Sara: This weekend, for an extra-special treat, Justin and I decided to take Gus to a restaurant to watch the Alabama football game. It’s been several months since we’ve gone out to eat “just because” so I was super excited about the plan.
Justin: When we got to the restaurant, their satellite dish was out, which put a damper on our plans to watch the game. Thankfully, before too long, the TVs were back up. We settled Gus in a high chair, and ordered our meal. The restaurant was packed, so we knew we’d have a few minutes’ wait for our meal.
Sara: The whole evening was a train wreck. When our appetizer came out, it was the wrong one so Justin politely informed the server of the mistake.
Justin: After they brought us the correct wings, we had no appetizer plates and the dipping sauce we requested was missing.

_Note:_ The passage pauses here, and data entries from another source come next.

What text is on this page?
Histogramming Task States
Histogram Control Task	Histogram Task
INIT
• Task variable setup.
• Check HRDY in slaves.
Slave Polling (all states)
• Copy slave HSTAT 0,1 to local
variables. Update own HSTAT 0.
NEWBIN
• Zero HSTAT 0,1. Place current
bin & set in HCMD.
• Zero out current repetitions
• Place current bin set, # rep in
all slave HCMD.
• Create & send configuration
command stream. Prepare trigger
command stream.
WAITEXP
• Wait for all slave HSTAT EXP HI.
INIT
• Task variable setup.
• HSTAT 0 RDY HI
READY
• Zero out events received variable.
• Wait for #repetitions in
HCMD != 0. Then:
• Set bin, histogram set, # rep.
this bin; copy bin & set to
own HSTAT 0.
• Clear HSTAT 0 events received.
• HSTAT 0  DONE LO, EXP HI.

By the time they got it out to us, we were done with our wings.
Sara: My steak came out raw, and when I requested they cook it more, it was burnt to a crisp.
Throughout this process, Gus became antsy and I was just ready to leave. Actually, I wished I had never come!
Justin: The root of the problem was that the employees were more concerned with getting us in and out than with excellence and quality of our dining experience.
Poor service is easy to recognize in the restaurant business, but a lack of excellence also creeps into our own lives in much more deceptive ways. It flows from a philosophy of minimalism. Minimalism is the philosophy that asks, “What is the absolute least I can do in order to get the maximum reward?”
If we look around we see this philosophy everywhere. I saw it at the restaurant. I see it in my students. Unfortunately, I see it in myself at times.
Sara: So, too, it is with our family life. Sometimes, I find it easy to be busy with unimportant things, like reading articles on the internet instead of paying attention to Justin and Gus.
Justin: At times, it is easier to disengage by watching TV rather than to maximize our family time. After all, it’s often easier to watch back episodes of our favorite shows in the evenings instead of actually talking to one another.
Sara: These seemingly little choices, like whether to spend time plugged into technology or focus solely on my family impact how I am able to live out my vocation as wife to Justin and mother to Gus. When I am distracted, our family life suffers. It’s also easy to do this in my prayer life. It’s easy to be too busy or too distracted to concentrate on prayer. Then, too, my relationship with God suffers.
Each day, Justin and I need to determine how I can put my family and our quality of time together first. Limiting my computer time and outside commitments helps me have more energy and patience for Justin and Gus.